Kolumnist, Autor und Musiker Frédéric Zwicker über Menschen, die glauben, die Erde sei eine Scheibe. Und solche, die glauben, der Klimawandel könne mit guten Gründen angezweifelt werden.

Linth-Zeitung
05.03.19 - 14:43 Uhr
Leben & Freizeit
Frédéric Zwicker über die Erde als Scheibe und die Klimaerwärmung, dies nicht gibt – oder wie war das?
Frédéric Zwicker über die Erde als Scheibe und die Klimaerwärmung, dies nicht gibt – oder wie war das?
PRESSEBILD

von Frédéric Zwicker*

Die Erde ist rund. So viel war schon Aristoteles im vierten Jahrhundert vor Christus klar, als er sah, dass sie bei einer Mondfinsternis einen runden Schatten warf und Segelschiffe Stück für Stück hinter dem Horizont verschwanden. Magellan versetzte der flachen Erde den Todesstoss, als er sie im 16. Jahrhundert umsegelte.
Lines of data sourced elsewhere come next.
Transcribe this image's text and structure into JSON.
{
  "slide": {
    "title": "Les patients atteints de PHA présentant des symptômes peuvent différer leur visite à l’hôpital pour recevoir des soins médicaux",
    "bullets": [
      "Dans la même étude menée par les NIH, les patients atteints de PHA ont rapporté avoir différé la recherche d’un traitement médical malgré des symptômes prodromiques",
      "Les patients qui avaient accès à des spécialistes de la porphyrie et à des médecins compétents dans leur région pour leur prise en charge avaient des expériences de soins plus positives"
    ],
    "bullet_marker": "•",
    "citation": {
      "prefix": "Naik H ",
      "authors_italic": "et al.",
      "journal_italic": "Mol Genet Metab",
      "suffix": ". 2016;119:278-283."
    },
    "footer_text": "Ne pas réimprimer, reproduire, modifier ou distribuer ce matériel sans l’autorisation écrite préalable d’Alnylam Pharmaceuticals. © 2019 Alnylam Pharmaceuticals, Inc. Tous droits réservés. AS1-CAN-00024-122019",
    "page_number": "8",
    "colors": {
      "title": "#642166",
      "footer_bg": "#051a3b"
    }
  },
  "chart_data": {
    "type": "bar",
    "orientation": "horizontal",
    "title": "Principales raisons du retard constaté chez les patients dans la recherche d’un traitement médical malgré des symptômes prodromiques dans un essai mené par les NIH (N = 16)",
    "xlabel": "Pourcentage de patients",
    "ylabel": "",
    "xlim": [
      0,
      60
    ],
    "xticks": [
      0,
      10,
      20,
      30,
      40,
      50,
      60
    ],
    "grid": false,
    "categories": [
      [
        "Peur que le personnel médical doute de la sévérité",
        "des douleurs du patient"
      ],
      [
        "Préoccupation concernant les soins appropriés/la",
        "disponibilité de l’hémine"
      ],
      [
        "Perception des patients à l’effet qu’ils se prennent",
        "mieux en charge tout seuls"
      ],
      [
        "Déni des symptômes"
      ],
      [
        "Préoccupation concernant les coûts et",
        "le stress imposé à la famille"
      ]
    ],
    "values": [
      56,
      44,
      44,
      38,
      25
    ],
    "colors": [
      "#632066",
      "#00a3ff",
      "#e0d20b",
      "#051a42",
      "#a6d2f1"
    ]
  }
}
Das Geld für die Fahrt hatte er nur mühsam auftreiben können, weil man am Spanischen Hof gefürchtet hatte, die Investition könnte über den Erdrand hinunterstürzen.
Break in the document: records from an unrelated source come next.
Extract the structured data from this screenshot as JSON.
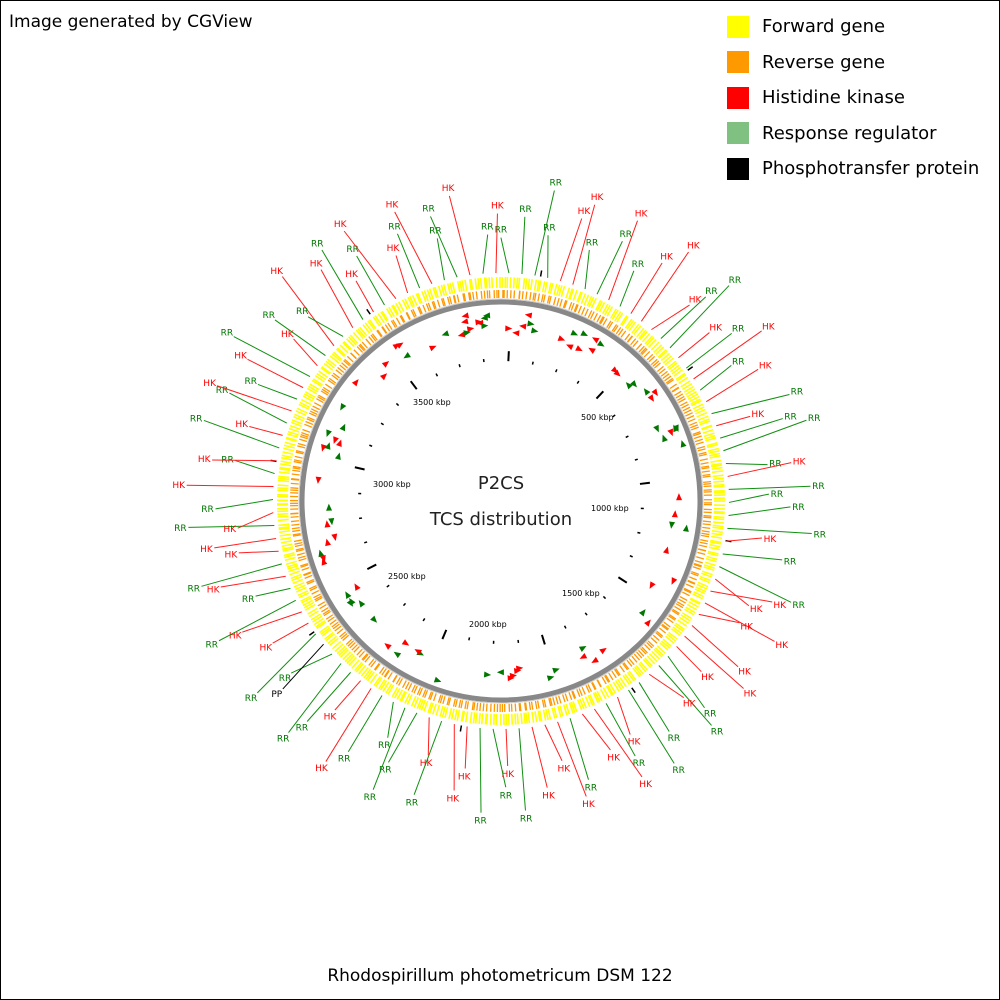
{
  "credit": "Image generated by CGView",
  "legend": [
    {
      "label": "Forward gene",
      "color": "#ffff00"
    },
    {
      "label": "Reverse gene",
      "color": "#ff9900"
    },
    {
      "label": "Histidine kinase",
      "color": "#ff0000"
    },
    {
      "label": "Response regulator",
      "color": "#80c080"
    },
    {
      "label": "Phosphotransfer protein",
      "color": "#000000"
    }
  ],
  "center": {
    "line1": "P2CS",
    "line2": "TCS distribution"
  },
  "organism": "Rhodospirillum photometricum DSM 122",
  "ticks": [
    "500 kbp",
    "1000 kbp",
    "1500 kbp",
    "2000 kbp",
    "2500 kbp",
    "3000 kbp",
    "3500 kbp"
  ],
  "feature_labels": [
    "RR",
    "RR",
    "RR",
    "RR",
    "HK",
    "HK",
    "RR",
    "RR",
    "HK",
    "RR",
    "HK",
    "HK",
    "HK",
    "RR",
    "RR",
    "HK",
    "RR",
    "HK",
    "RR",
    "HK",
    "RR",
    "HK",
    "RR",
    "RR",
    "RR",
    "HK",
    "RR",
    "RR",
    "RR",
    "RR",
    "HK",
    "RR",
    "RR",
    "HK",
    "HK",
    "HK",
    "HK",
    "HK",
    "HK",
    "HK",
    "RR",
    "RR",
    "HK",
    "RR",
    "RR",
    "HK",
    "RR",
    "HK",
    "HK",
    "RR",
    "HK",
    "HK",
    "HK",
    "RR",
    "HK",
    "RR",
    "RR",
    "HK",
    "HK",
    "RR",
    "HK",
    "RR",
    "RR",
    "RR",
    "RR",
    "HK",
    "HK",
    "RR",
    "RR",
    "RR",
    "PP",
    "RR",
    "HK",
    "HK",
    "RR",
    "RR",
    "HK",
    "RR",
    "HK",
    "HK",
    "RR",
    "HK",
    "RR",
    "HK",
    "RR",
    "HK",
    "RR",
    "HK",
    "RR",
    "HK",
    "RR",
    "HK",
    "RR",
    "HK",
    "RR",
    "HK",
    "RR",
    "HK",
    "RR",
    "HK",
    "RR",
    "HK",
    "HK",
    "RR",
    "HK",
    "RR",
    "RR",
    "HK",
    "RR",
    "HK"
  ],
  "colors": {
    "hk": "#ff0000",
    "rr": "#007700",
    "pp": "#000000",
    "hk_line": "#ff2020",
    "rr_line": "#109010",
    "backbone": "#888888"
  }
}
Auf Netflix erschien kürzlich eine Dok über Menschen, die überzeugt sind, die Erde sei flach, die Idee der runden Erde eine Kreation der Mächtigen, um alle zu täuschen. Dass es von einer Verschwörungstheorie zur nächsten nicht weit ist, sieht man beispielsweise, als verschiedene Vertreter der Flat-Earth-Theorie beginnen, sich gegenseitig zu zerfleischen. Es tobt ein epischer Kampf um die ideologische Vorherrschaft innerhalb der Szene. Da heisst es dann zum Beispiel, die eine, Patricia, arbeite für die CIA, wie die drei letzten Buchstaben ihres Namens beweisen würden. Sie trinke ausserdem Blut und sei in Tat und Wahrheit ein Mann.
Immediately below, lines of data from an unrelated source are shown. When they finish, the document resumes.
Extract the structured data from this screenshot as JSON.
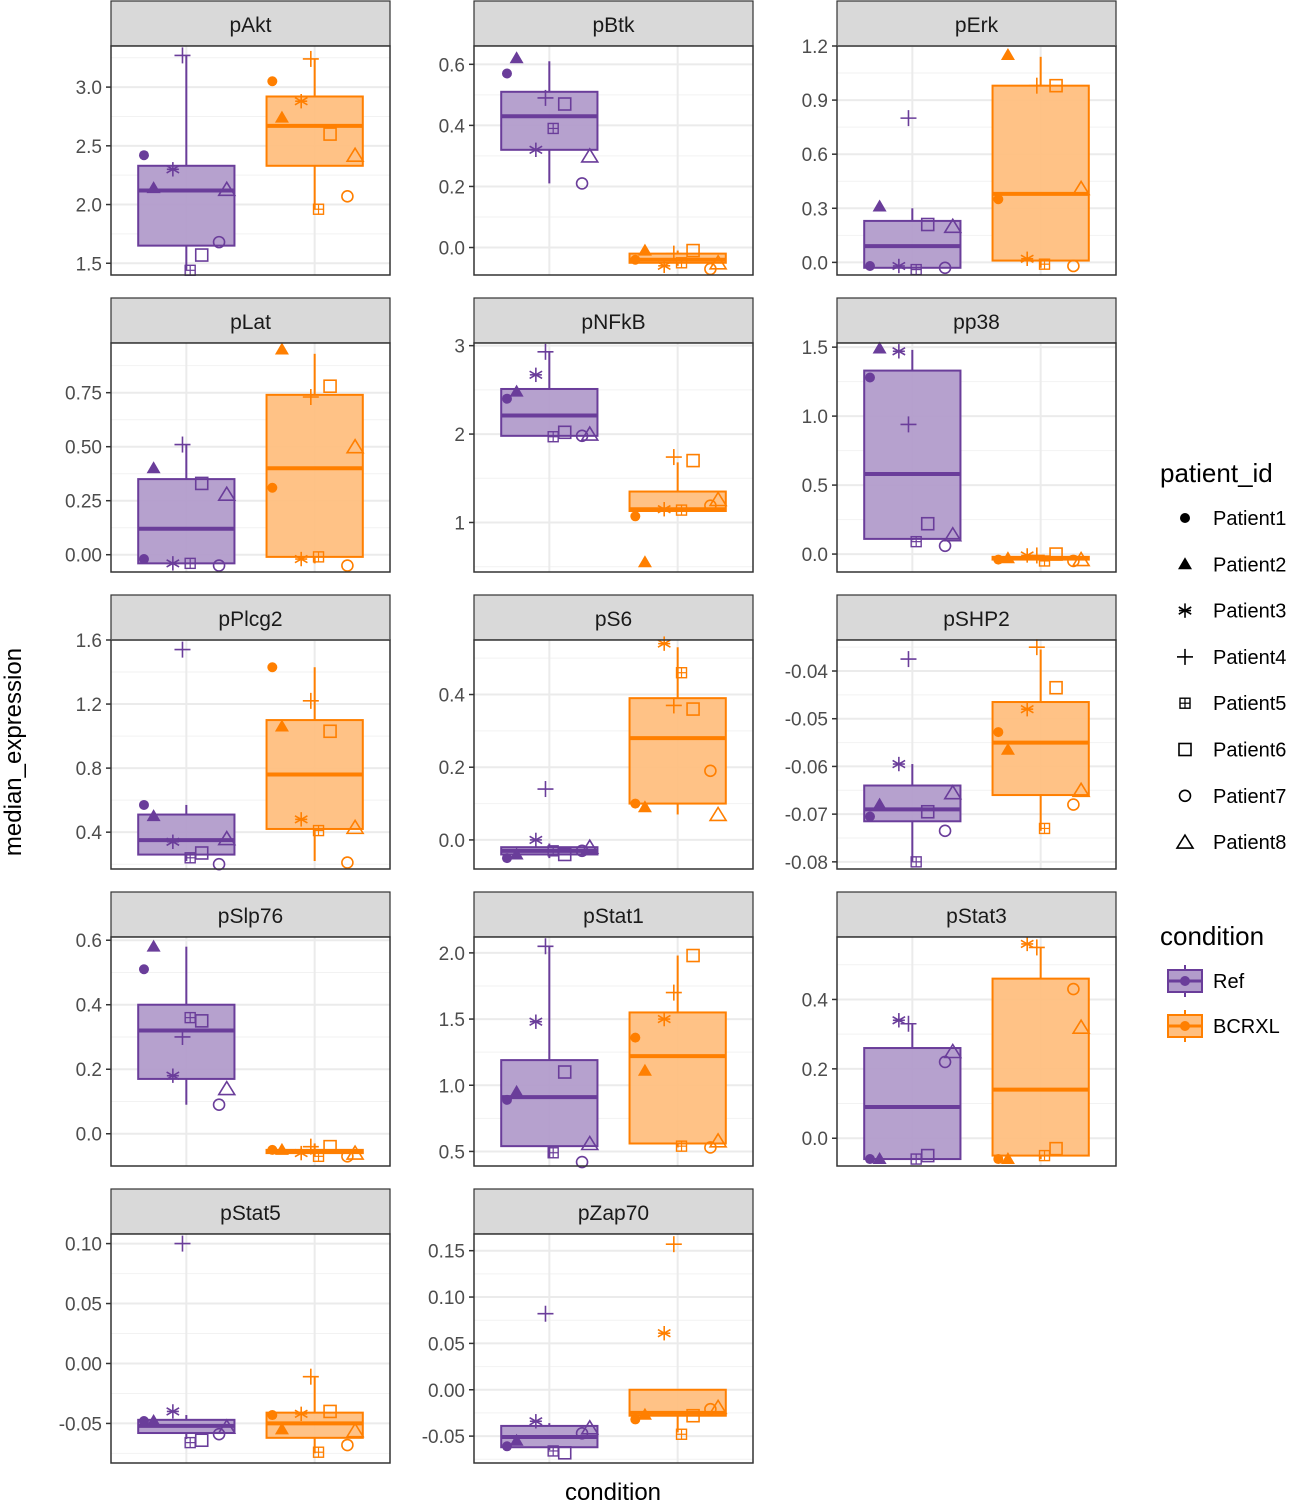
{
  "chart_data": {
    "type": "box",
    "xlabel": "condition",
    "ylabel": "median_expression",
    "x_categories": [
      "Ref",
      "BCRXL"
    ],
    "colors": {
      "Ref": "#6a3d9a",
      "BCRXL": "#ff7f00"
    },
    "grid": true,
    "legend": {
      "position": "right",
      "patient_title": "patient_id",
      "patients": [
        "Patient1",
        "Patient2",
        "Patient3",
        "Patient4",
        "Patient5",
        "Patient6",
        "Patient7",
        "Patient8"
      ],
      "shapes": [
        "filled-circle",
        "filled-triangle",
        "asterisk",
        "plus",
        "square-plus",
        "open-square",
        "open-circle",
        "open-triangle"
      ],
      "condition_title": "condition",
      "conditions": [
        "Ref",
        "BCRXL"
      ]
    },
    "panels": [
      {
        "marker": "pAkt",
        "ylim": [
          1.4,
          3.35
        ],
        "yticks": [
          1.5,
          2.0,
          2.5,
          3.0
        ],
        "ylabels": [
          "1.5",
          "2.0",
          "2.5",
          "3.0"
        ],
        "Ref": {
          "box": [
            1.44,
            1.65,
            2.12,
            2.33,
            3.27
          ],
          "points": [
            2.42,
            2.14,
            2.3,
            3.27,
            1.44,
            1.57,
            1.68,
            2.13
          ]
        },
        "BCRXL": {
          "box": [
            1.96,
            2.33,
            2.67,
            2.92,
            3.24
          ],
          "points": [
            3.05,
            2.74,
            2.88,
            3.24,
            1.96,
            2.6,
            2.07,
            2.42
          ]
        }
      },
      {
        "marker": "pBtk",
        "ylim": [
          -0.09,
          0.66
        ],
        "yticks": [
          0.0,
          0.2,
          0.4,
          0.6
        ],
        "ylabels": [
          "0.0",
          "0.2",
          "0.4",
          "0.6"
        ],
        "Ref": {
          "box": [
            0.21,
            0.32,
            0.43,
            0.51,
            0.61
          ],
          "points": [
            0.57,
            0.62,
            0.32,
            0.49,
            0.39,
            0.47,
            0.21,
            0.3
          ]
        },
        "BCRXL": {
          "box": [
            -0.06,
            -0.05,
            -0.04,
            -0.02,
            -0.01
          ],
          "points": [
            -0.04,
            -0.01,
            -0.06,
            -0.02,
            -0.05,
            -0.01,
            -0.07,
            -0.05
          ]
        }
      },
      {
        "marker": "pErk",
        "ylim": [
          -0.07,
          1.2
        ],
        "yticks": [
          0.0,
          0.3,
          0.6,
          0.9,
          1.2
        ],
        "ylabels": [
          "0.0",
          "0.3",
          "0.6",
          "0.9",
          "1.2"
        ],
        "Ref": {
          "box": [
            -0.03,
            -0.03,
            0.09,
            0.23,
            0.3
          ],
          "points": [
            -0.02,
            0.31,
            -0.02,
            0.8,
            -0.04,
            0.21,
            -0.03,
            0.2
          ]
        },
        "BCRXL": {
          "box": [
            -0.03,
            0.01,
            0.38,
            0.98,
            1.14
          ],
          "points": [
            0.35,
            1.15,
            0.02,
            0.98,
            -0.01,
            0.98,
            -0.02,
            0.41
          ]
        }
      },
      {
        "marker": "pLat",
        "ylim": [
          -0.08,
          0.98
        ],
        "yticks": [
          0.0,
          0.25,
          0.5,
          0.75
        ],
        "ylabels": [
          "0.00",
          "0.25",
          "0.50",
          "0.75"
        ],
        "Ref": {
          "box": [
            -0.04,
            -0.04,
            0.12,
            0.35,
            0.51
          ],
          "points": [
            -0.02,
            0.4,
            -0.04,
            0.51,
            -0.04,
            0.33,
            -0.05,
            0.28
          ]
        },
        "BCRXL": {
          "box": [
            -0.04,
            -0.01,
            0.4,
            0.74,
            0.93
          ],
          "points": [
            0.31,
            0.95,
            -0.02,
            0.73,
            -0.01,
            0.78,
            -0.05,
            0.5
          ]
        }
      },
      {
        "marker": "pNFkB",
        "ylim": [
          0.44,
          3.03
        ],
        "yticks": [
          1,
          2,
          3
        ],
        "ylabels": [
          "1",
          "2",
          "3"
        ],
        "Ref": {
          "box": [
            1.98,
            1.98,
            2.21,
            2.51,
            2.93
          ],
          "points": [
            2.4,
            2.48,
            2.67,
            2.93,
            1.97,
            2.02,
            1.98,
            2.0
          ]
        },
        "BCRXL": {
          "box": [
            1.13,
            1.13,
            1.15,
            1.35,
            1.68
          ],
          "points": [
            1.07,
            0.55,
            1.15,
            1.74,
            1.14,
            1.7,
            1.19,
            1.26
          ]
        }
      },
      {
        "marker": "pp38",
        "ylim": [
          -0.13,
          1.53
        ],
        "yticks": [
          0.0,
          0.5,
          1.0,
          1.5
        ],
        "ylabels": [
          "0.0",
          "0.5",
          "1.0",
          "1.5"
        ],
        "Ref": {
          "box": [
            0.1,
            0.11,
            0.58,
            1.33,
            1.48
          ],
          "points": [
            1.28,
            1.49,
            1.47,
            0.94,
            0.09,
            0.22,
            0.06,
            0.14
          ]
        },
        "BCRXL": {
          "box": [
            -0.05,
            -0.04,
            -0.03,
            -0.02,
            -0.01
          ],
          "points": [
            -0.04,
            -0.03,
            -0.01,
            -0.01,
            -0.05,
            0.0,
            -0.05,
            -0.04
          ]
        }
      },
      {
        "marker": "pPlcg2",
        "ylim": [
          0.17,
          1.6
        ],
        "yticks": [
          0.4,
          0.8,
          1.2,
          1.6
        ],
        "ylabels": [
          "0.4",
          "0.8",
          "1.2",
          "1.6"
        ],
        "Ref": {
          "box": [
            0.22,
            0.26,
            0.35,
            0.51,
            0.57
          ],
          "points": [
            0.57,
            0.5,
            0.34,
            1.54,
            0.24,
            0.27,
            0.2,
            0.36
          ]
        },
        "BCRXL": {
          "box": [
            0.22,
            0.42,
            0.76,
            1.1,
            1.43
          ],
          "points": [
            1.43,
            1.06,
            0.48,
            1.22,
            0.41,
            1.03,
            0.21,
            0.43
          ]
        }
      },
      {
        "marker": "pS6",
        "ylim": [
          -0.08,
          0.55
        ],
        "yticks": [
          0.0,
          0.2,
          0.4
        ],
        "ylabels": [
          "0.0",
          "0.2",
          "0.4"
        ],
        "Ref": {
          "box": [
            -0.05,
            -0.04,
            -0.03,
            -0.02,
            -0.01
          ],
          "points": [
            -0.05,
            -0.04,
            0.0,
            0.14,
            -0.03,
            -0.04,
            -0.03,
            -0.02
          ]
        },
        "BCRXL": {
          "box": [
            0.07,
            0.1,
            0.28,
            0.39,
            0.53
          ],
          "points": [
            0.1,
            0.09,
            0.54,
            0.37,
            0.46,
            0.36,
            0.19,
            0.07
          ]
        }
      },
      {
        "marker": "pSHP2",
        "ylim": [
          -0.0815,
          -0.0335
        ],
        "yticks": [
          -0.08,
          -0.07,
          -0.06,
          -0.05,
          -0.04
        ],
        "ylabels": [
          "-0.08",
          "-0.07",
          "-0.06",
          "-0.05",
          "-0.04"
        ],
        "Ref": {
          "box": [
            -0.08,
            -0.0715,
            -0.069,
            -0.064,
            -0.0595
          ],
          "points": [
            -0.0705,
            -0.068,
            -0.0595,
            -0.0375,
            -0.08,
            -0.0695,
            -0.0735,
            -0.0655
          ]
        },
        "BCRXL": {
          "box": [
            -0.0735,
            -0.066,
            -0.055,
            -0.0465,
            -0.0355
          ],
          "points": [
            -0.0528,
            -0.0565,
            -0.048,
            -0.035,
            -0.073,
            -0.0435,
            -0.068,
            -0.065
          ]
        }
      },
      {
        "marker": "pSlp76",
        "ylim": [
          -0.1,
          0.61
        ],
        "yticks": [
          0.0,
          0.2,
          0.4,
          0.6
        ],
        "ylabels": [
          "0.0",
          "0.2",
          "0.4",
          "0.6"
        ],
        "Ref": {
          "box": [
            0.09,
            0.17,
            0.32,
            0.4,
            0.58
          ],
          "points": [
            0.51,
            0.58,
            0.18,
            0.3,
            0.36,
            0.35,
            0.09,
            0.14
          ]
        },
        "BCRXL": {
          "box": [
            -0.07,
            -0.06,
            -0.055,
            -0.05,
            -0.03
          ],
          "points": [
            -0.05,
            -0.05,
            -0.06,
            -0.04,
            -0.07,
            -0.04,
            -0.07,
            -0.06
          ]
        }
      },
      {
        "marker": "pStat1",
        "ylim": [
          0.39,
          2.12
        ],
        "yticks": [
          0.5,
          1.0,
          1.5,
          2.0
        ],
        "ylabels": [
          "0.5",
          "1.0",
          "1.5",
          "2.0"
        ],
        "Ref": {
          "box": [
            0.45,
            0.54,
            0.91,
            1.19,
            2.05
          ],
          "points": [
            0.89,
            0.95,
            1.48,
            2.05,
            0.49,
            1.1,
            0.42,
            0.56
          ]
        },
        "BCRXL": {
          "box": [
            0.53,
            0.56,
            1.22,
            1.55,
            1.98
          ],
          "points": [
            1.36,
            1.11,
            1.5,
            1.7,
            0.54,
            1.98,
            0.53,
            0.58
          ]
        }
      },
      {
        "marker": "pStat3",
        "ylim": [
          -0.08,
          0.58
        ],
        "yticks": [
          0.0,
          0.2,
          0.4
        ],
        "ylabels": [
          "0.0",
          "0.2",
          "0.4"
        ],
        "Ref": {
          "box": [
            -0.06,
            -0.06,
            0.09,
            0.26,
            0.33
          ],
          "points": [
            -0.06,
            -0.06,
            0.34,
            0.33,
            -0.06,
            -0.05,
            0.22,
            0.25
          ]
        },
        "BCRXL": {
          "box": [
            -0.06,
            -0.05,
            0.14,
            0.46,
            0.55
          ],
          "points": [
            -0.06,
            -0.06,
            0.56,
            0.55,
            -0.05,
            -0.03,
            0.43,
            0.32
          ]
        }
      },
      {
        "marker": "pStat5",
        "ylim": [
          -0.083,
          0.108
        ],
        "yticks": [
          -0.05,
          0.0,
          0.05,
          0.1
        ],
        "ylabels": [
          "-0.05",
          "0.00",
          "0.05",
          "0.10"
        ],
        "Ref": {
          "box": [
            -0.063,
            -0.058,
            -0.052,
            -0.047,
            -0.043
          ],
          "points": [
            -0.048,
            -0.048,
            -0.04,
            0.1,
            -0.066,
            -0.064,
            -0.059,
            -0.053
          ]
        },
        "BCRXL": {
          "box": [
            -0.075,
            -0.062,
            -0.05,
            -0.041,
            -0.011
          ],
          "points": [
            -0.043,
            -0.055,
            -0.042,
            -0.011,
            -0.074,
            -0.04,
            -0.068,
            -0.056
          ]
        }
      },
      {
        "marker": "pZap70",
        "ylim": [
          -0.079,
          0.168
        ],
        "yticks": [
          -0.05,
          0.0,
          0.05,
          0.1,
          0.15
        ],
        "ylabels": [
          "-0.05",
          "0.00",
          "0.05",
          "0.10",
          "0.15"
        ],
        "Ref": {
          "box": [
            -0.065,
            -0.062,
            -0.051,
            -0.039,
            -0.036
          ],
          "points": [
            -0.061,
            -0.055,
            -0.034,
            0.082,
            -0.066,
            -0.068,
            -0.047,
            -0.041
          ]
        },
        "BCRXL": {
          "box": [
            -0.046,
            -0.028,
            -0.025,
            0.0,
            0.0
          ],
          "points": [
            -0.032,
            -0.027,
            0.061,
            0.157,
            -0.048,
            -0.028,
            -0.021,
            -0.019
          ]
        }
      }
    ]
  }
}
«Jeder einzelne kann das Risiko beim Klimawandel für sich selber abschätzen.»

Ein Argument der Vertreter lautet, renommierte Wissenschaftler würden ihre Thesen nicht widerlegen, weil sie es nicht könnten. Die befragten Wissenschaftler sagen, das stimme nicht, man hätte unzählige Male die Falschheit der pseudowissenschaftlichen Grundlagen der Verschwörungstheorie bewiesen. Es sei aber sehr schwierig, deren Anhänger von der Wahrheit zu überzeugen, weil sie unbedingt an die flache Erde glauben wollten. Und irgendwie habe man ja auch anderes zu tun als zu beweisen, was seit hunderten Jahren bewiesen sei. Der menschengemachte Klimawandel ist nicht seit Jahrhunderten bewiesen. Aber einige Jahrzehnte sind es inzwischen doch. Trotzdem meinen viele Leute, beispielsweise der FIS-Direktor Gian Franco Kasper, es herrsche in der Wissenschaft kein Konsens über den Klimawandel, er könne mit guten Gründen angezweifelt werden.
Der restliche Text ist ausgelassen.